African students should not fear for their safety, President Pranab Mukherjee said on Monday as the government took multi-pronged measures to contain a diplomatic disaster over a spate of vicious attacks on Africans living in India.
The President’s remarks at a gathering of Indian envoys complemented steps by external affairs minister Sushma Swaraj and foreign secretary S Jaishankar to calm the anxiety and anger of Africans over “racism and Afro-phobia” in the country.
“It would be most unfortunate if the people of India were to dilute our long tradition of friendship with the people of Africa and the welcome we have always extended to them in our country. African students in India should have no reason to fear for their safety and security,” Mukherjee said.
The crisis was triggered by the murder of Masonda Ketada Oliver, a 29-year-old from Congo, in an altercation over hiring an autorickshaw in south Delhi’s Vasant Kunj on May 20. This was followed by four separate attacks on Africans in south Delhi’s Rajpur Khurd last week.
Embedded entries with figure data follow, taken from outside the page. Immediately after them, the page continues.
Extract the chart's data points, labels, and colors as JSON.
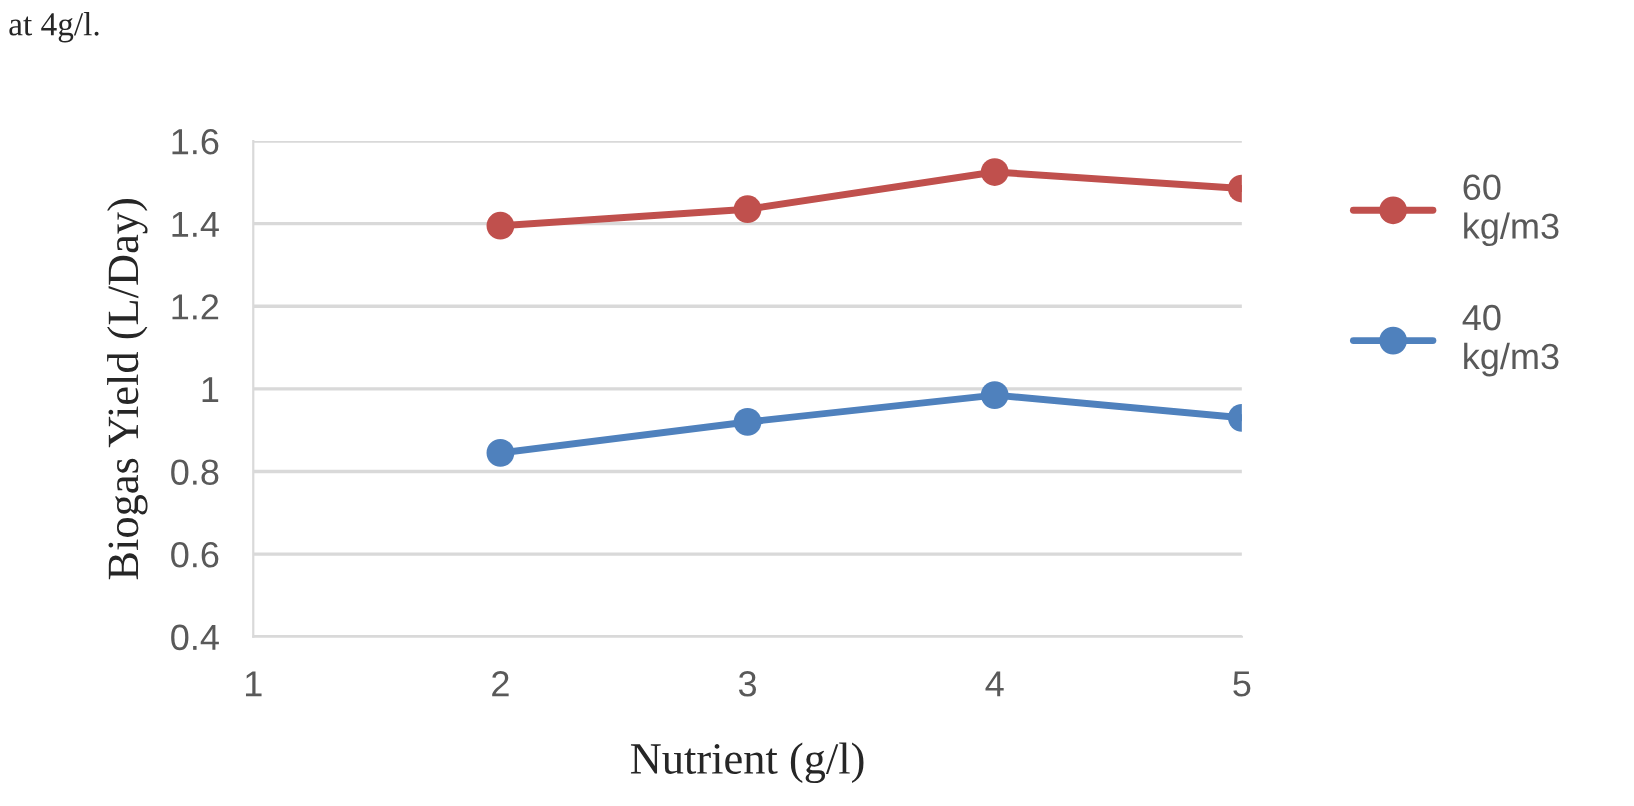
{
  "chart_data": {
    "type": "line",
    "xlabel": "Nutrient (g/l)",
    "ylabel": "Biogas Yield (L/Day)",
    "annotations": [
      "at 4g/l."
    ],
    "x": [
      2,
      3,
      4,
      5
    ],
    "series": [
      {
        "name": "60 kg/m3",
        "color": "#c0504d",
        "values": [
          1.395,
          1.435,
          1.525,
          1.485
        ]
      },
      {
        "name": "40 kg/m3",
        "color": "#4f81bd",
        "values": [
          0.845,
          0.92,
          0.985,
          0.93
        ]
      }
    ],
    "xlim": [
      1,
      5
    ],
    "xticks": [
      1,
      2,
      3,
      4,
      5
    ],
    "ylim": [
      0.4,
      1.6
    ],
    "yticks": [
      0.4,
      0.6,
      0.8,
      1,
      1.2,
      1.4,
      1.6
    ],
    "grid": "y",
    "legend": "right",
    "marker": "circle",
    "line_style": "solid"
  }
}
Foreign minister Swaraj moved swiftly to reassure African envoys of the safety of their nationals. Foreign secretary Jaishankar tried to calm frayed nerves, telling a group of students that their security is an “article of faith” for the government.
The students raised visa issues, problems in getting accommodation and the need to make police aware of African sensitivities when they deal with them. Jaishankar assured them all help.
Foreign ministry officials received family members of Oliver at the airport and assured a swift trial to punish his assailants. The government will bear the expenses for transporting Oliver’s body — currently kept at a morgue in AIIMS — home.
The government’s crisis management is on overdrive as the 54-nation African bloc is the pivot of India’s plans to expand its international footprint, especially the country’s push for a permanent member’s seat at the United Nations Security Council.
A snowballing diplomatic row could endanger efforts to take ties with Africa to a new high, which includes new partnerships and high-level visits.
“We shall have to create appropriate awareness in the minds of our youngsters who may not know the history, age-old relations with Africa. India has had trading relations with African countries for centuries and each of the 54 countries of Africa has a thriving Indian community doing business,” President Mukherjee said.
He is scheduled to visit Namibia, Ghana and Ivory Coast early next month. Vice-President Hamid Ansari and Prime Minister Narendra Modi too are likely to visit the continent this year.
Incidents of assaults on African nationals in recent years have put ties under strain. Earlier in January, a mob in Bengaluru allegedly dragged a Tanzanian girl out of a car and stripped her. She was travelling with friends, who were assaulted too.